Britt was on the other end of the track, waiting for her to appear. He reports that she seemed ok coming around the bend, but that as soon as she saw him, she lost it. And that's when I realized that we are really big jerks.
She made it back to me, escaped the clutches of the horrible car, and we cheered and applauded, and told her she was very brave. And yet it wasn't the end of our ruthless "this is good for you!" experiment.
It started to get hot, so we decided to cool off by going on one of the water rides. We thought, it will be like splashing in the kiddie pool! She'll love it! We can all ride together! But we neglected to consider that there wouldn't be enough weight in the boat to steer away from the waterfalls.
Have I mentioned that Penny hates to get splashed? I mean, no one loves a big splash in the face (except Penny's cousin), but Penny finds it particularly offensive. So of course, with each bump and spray and oops! and wow, that's a really big waterfall coming up, was cause for alarm. Isabelle laughed and screamed and giggled. And Penny sobbed. When it was clear we couldn't steer away from the waterfall, I threw myself on top of her in a foolish attempt to keep her dry. Did I mention the water was cold?
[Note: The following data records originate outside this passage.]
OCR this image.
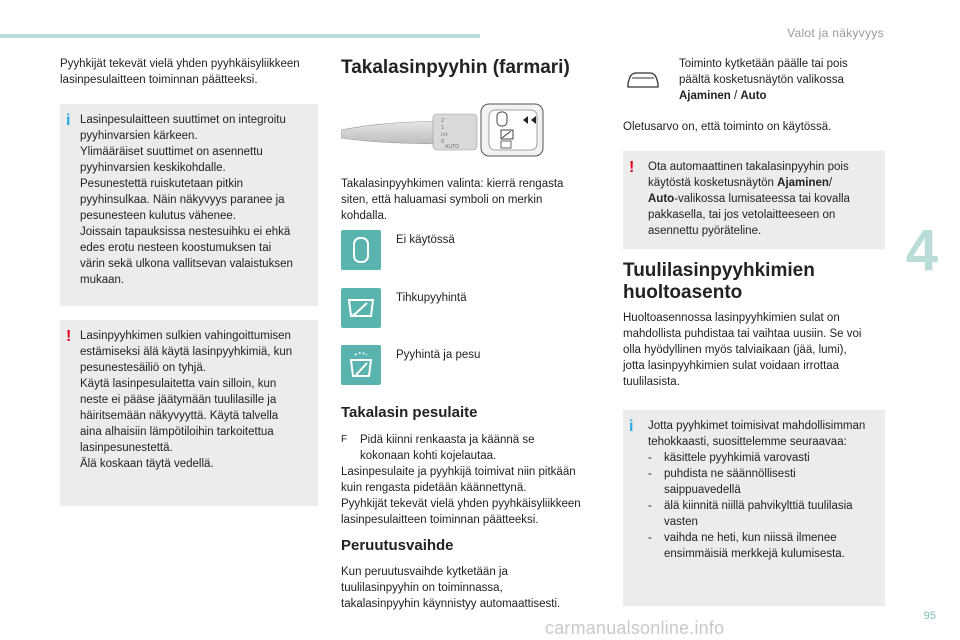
Valot ja näkyvyys
4
95
carmanualsonline.info

Pyyhkijät tekevät vielä yhden pyyhkäisyliikkeen

lasinpesulaitteen toiminnan päätteeksi.

i Lasinpesulaitteen suuttimet on integroitu

pyyhinvarsien kärkeen.

Ylimääräiset suuttimet on asennettu

pyyhinvarsien keskikohdalle.

Pesunestettä ruiskutetaan pitkin

pyyhinsulkaa. Näin näkyvyys paranee ja

pesunesteen kulutus vähenee.

Joissain tapauksissa nestesuihku ei ehkä

edes erotu nesteen koostumuksen tai

värin sekä ulkona vallitsevan valaistuksen

mukaan.

! Lasinpyyhkimen sulkien vahingoittumisen

estämiseksi älä käytä lasinpyyhkimiä, kun

pesunestesäiliö on tyhjä.

Käytä lasinpesulaitetta vain silloin, kun

neste ei pääse jäätymään tuulilasille ja

häiritsemään näkyvyyttä. Käytä talvella

aina alhaisiin lämpötiloihin tarkoitettua

lasinpesunestettä.

Älä koskaan täytä vedellä.

Takalasinpyyhin (farmari)
2
1
Int
0
AUTO

Takalasinpyyhkimen valinta: kierrä rengasta

siten, että haluamasi symboli on merkin

kohdalla.

Ei käytössä
Tihkupyyhintä
Pyyhintä ja pesu
Takalasin pesulaite
F Pidä kiinni renkaasta ja käännä se

kokonaan kohti kojelautaa.

Lasinpesulaite ja pyyhkijä toimivat niin pitkään

kuin rengasta pidetään käännettynä.

Pyyhkijät tekevät vielä yhden pyyhkäisyliikkeen

lasinpesulaitteen toiminnan päätteeksi.

Peruutusvaihde

Kun peruutusvaihde kytketään ja

tuulilasinpyyhin on toiminnassa,

takalasinpyyhin käynnistyy automaattisesti.

Toiminto kytketään päälle tai pois

päältä kosketusnäytön valikossa

Ajaminen / Auto

Oletusarvo on, että toiminto on käytössä.
! Ota automaattinen takalasinpyyhin pois

käytöstä kosketusnäytön Ajaminen/

Auto-valikossa lumisateessa tai kovalla

pakkasella, tai jos vetolaitteeseen on

asennettu pyöräteline.

Tuulilasinpyyhkimien
huoltoasento

Huoltoasennossa lasinpyyhkimien sulat on

mahdollista puhdistaa tai vaihtaa uusiin. Se voi

olla hyödyllinen myös talviaikaan (jää, lumi),

jotta lasinpyyhkimien sulat voidaan irrottaa

tuulilasista.

i Jotta pyyhkimet toimisivat mahdollisimman

tehokkaasti, suosittelemme seuraavaa:

- käsittele pyyhkimiä varovasti
- puhdista ne säännöllisesti
saippuavedellä
- älä kiinnitä niillä pahvikylttiä tuulilasia
vasten
- vaihda ne heti, kun niissä ilmenee
ensimmäisiä merkkejä kulumisesta.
We've never gotten that drenched before. Britt and I were soaked to the bone. Our pants and shoes were sopping. Afterward, I realized I had only packed an extra shirt for Penny, not pants. Yep, Mom of the Year, right here. I forced my kid to endure cold splashing water and didn't even bring a dry outfit.
So, to make it up to her, we hit the carousel for the rest of the day. Later that night, she refused to go to sleep, even though she was utterly exhausted. I think she had some lingering separation anxiety from that horrible car incident.
All better, now.
Penny can recap the experience in her own words: "I like merry-go-round. I don't like the cars. I don't like that WATER." And each time she says that, I feel worse. I wonder if my attempts at forcing bravery will backfire completely. Have I lost her trust? Will she be willing to try it again in another year? Or will she go running for the hills? And is it wrong that a teeny part of me thinks the whole thing was just a little bit funny? God, I'm a jerk.
More Parenting Fails can be found on a recent post at Flotsam. Reading the comments made me feel slightly better.